Supporting a high-quality patient and user experience now, and in the future

There have been other positive impacts to patient care with the transition.

Participating in quality programs is a strategic priority for StrideCare, making a transition to athenahealth crucial, said Wilson. The previous hodge-podge of systems made reporting for programs like MIPS (Merit-based Incentive Payment System) difficult – or impossible —for many affiliate practices. “Having that reporting and those capabilities is really going to drive us to be able to move to the next level,” said Wilson.

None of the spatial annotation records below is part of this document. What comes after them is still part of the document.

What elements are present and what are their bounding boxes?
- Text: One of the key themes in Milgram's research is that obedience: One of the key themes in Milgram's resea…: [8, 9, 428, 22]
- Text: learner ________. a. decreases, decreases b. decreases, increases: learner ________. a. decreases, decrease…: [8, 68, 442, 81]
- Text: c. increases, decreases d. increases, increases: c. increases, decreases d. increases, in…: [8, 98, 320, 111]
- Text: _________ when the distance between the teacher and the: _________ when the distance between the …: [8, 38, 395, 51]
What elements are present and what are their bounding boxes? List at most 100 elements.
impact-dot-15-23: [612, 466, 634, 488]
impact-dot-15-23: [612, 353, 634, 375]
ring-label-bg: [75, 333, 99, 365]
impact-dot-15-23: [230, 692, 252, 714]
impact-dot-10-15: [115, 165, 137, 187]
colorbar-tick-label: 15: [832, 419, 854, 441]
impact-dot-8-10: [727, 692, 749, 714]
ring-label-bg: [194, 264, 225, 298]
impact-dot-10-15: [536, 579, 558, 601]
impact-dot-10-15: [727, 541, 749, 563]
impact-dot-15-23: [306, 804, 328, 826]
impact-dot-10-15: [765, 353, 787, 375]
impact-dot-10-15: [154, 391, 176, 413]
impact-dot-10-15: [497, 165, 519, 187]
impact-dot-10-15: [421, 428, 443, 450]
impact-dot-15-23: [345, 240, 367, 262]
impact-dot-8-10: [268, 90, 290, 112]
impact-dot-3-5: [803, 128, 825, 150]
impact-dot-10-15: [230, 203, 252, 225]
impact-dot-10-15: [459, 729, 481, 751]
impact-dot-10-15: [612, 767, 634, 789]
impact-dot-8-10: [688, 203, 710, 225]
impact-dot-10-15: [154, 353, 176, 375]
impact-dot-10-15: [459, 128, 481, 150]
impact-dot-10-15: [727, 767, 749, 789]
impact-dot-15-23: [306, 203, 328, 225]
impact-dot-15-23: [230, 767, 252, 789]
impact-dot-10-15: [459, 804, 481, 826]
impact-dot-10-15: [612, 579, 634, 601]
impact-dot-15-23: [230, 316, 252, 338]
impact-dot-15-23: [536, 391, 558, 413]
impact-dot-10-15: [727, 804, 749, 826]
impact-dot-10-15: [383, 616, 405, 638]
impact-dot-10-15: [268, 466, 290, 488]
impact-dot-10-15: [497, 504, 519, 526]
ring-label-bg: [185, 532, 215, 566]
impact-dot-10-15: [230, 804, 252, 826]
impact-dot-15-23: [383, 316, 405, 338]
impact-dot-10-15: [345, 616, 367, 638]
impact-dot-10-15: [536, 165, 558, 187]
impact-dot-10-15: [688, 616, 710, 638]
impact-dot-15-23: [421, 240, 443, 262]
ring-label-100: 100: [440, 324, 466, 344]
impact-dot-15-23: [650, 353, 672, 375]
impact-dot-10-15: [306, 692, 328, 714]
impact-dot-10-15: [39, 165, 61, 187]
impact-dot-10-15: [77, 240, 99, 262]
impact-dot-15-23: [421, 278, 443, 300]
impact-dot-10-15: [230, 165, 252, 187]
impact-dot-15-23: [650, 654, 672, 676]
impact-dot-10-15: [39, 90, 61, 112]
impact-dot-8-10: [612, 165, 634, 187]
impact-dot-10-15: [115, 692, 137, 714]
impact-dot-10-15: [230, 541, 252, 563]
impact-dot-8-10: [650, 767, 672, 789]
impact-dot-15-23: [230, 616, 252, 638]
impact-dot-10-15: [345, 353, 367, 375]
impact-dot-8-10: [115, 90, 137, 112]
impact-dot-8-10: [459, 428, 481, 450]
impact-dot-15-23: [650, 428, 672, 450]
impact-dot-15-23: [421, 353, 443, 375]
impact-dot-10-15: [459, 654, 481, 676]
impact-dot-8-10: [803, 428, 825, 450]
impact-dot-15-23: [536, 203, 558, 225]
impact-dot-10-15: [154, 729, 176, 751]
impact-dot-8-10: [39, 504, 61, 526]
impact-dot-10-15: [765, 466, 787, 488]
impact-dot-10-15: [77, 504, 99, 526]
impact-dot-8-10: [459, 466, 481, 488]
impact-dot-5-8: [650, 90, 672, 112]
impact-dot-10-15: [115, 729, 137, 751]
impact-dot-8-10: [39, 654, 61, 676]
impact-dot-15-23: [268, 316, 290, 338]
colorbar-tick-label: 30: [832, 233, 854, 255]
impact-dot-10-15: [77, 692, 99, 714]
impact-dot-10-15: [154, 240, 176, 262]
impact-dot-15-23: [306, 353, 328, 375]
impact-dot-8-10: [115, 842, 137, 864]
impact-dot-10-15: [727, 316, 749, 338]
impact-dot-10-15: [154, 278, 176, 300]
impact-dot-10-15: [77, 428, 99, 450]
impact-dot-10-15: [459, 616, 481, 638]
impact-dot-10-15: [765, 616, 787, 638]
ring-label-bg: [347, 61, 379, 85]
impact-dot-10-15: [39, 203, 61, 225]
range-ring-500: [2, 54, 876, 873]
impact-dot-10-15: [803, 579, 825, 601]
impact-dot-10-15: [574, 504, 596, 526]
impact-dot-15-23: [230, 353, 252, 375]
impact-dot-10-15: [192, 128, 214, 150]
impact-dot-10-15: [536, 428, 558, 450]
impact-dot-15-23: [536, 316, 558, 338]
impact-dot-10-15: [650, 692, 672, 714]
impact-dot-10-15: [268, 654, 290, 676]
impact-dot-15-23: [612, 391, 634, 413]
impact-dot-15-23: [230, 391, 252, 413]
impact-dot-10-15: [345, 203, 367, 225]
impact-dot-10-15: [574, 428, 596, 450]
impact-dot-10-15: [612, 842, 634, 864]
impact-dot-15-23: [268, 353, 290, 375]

Besides ambitious growth of 30 providers a year, one of StrideCare’s other strategic goals is enhancing the patient portal adoption rate. Before onboarding, most practices either had no portal or used a third-party solution. Using a consumer-friendly option that’s embedded within the EHR are optimal conditions to enhance adoption, said Jarvis. StrideCare sees an opportunity to easily address getting no-show patients rescheduled, for instance, with little-to-no-touch functionality.

“Something we ask ourselves a lot is, ‘How do you prevent unnecessary work?’ ‘How do you work more efficiently and touch less?’” Jarvis said. “With athena, we see fewer clicks, fewer touches, fewer volleys back and forth on our work.”

athenahealth’s suite of financial, patient engagement, and clinical tools is getting StrideCare closer and closer to those goals every day, says Wilson. “We went quickly, and everyone can use the system easily. Now, we continue to realize our abilities to leverage the system and create even more efficiencies. We only see opportunities.”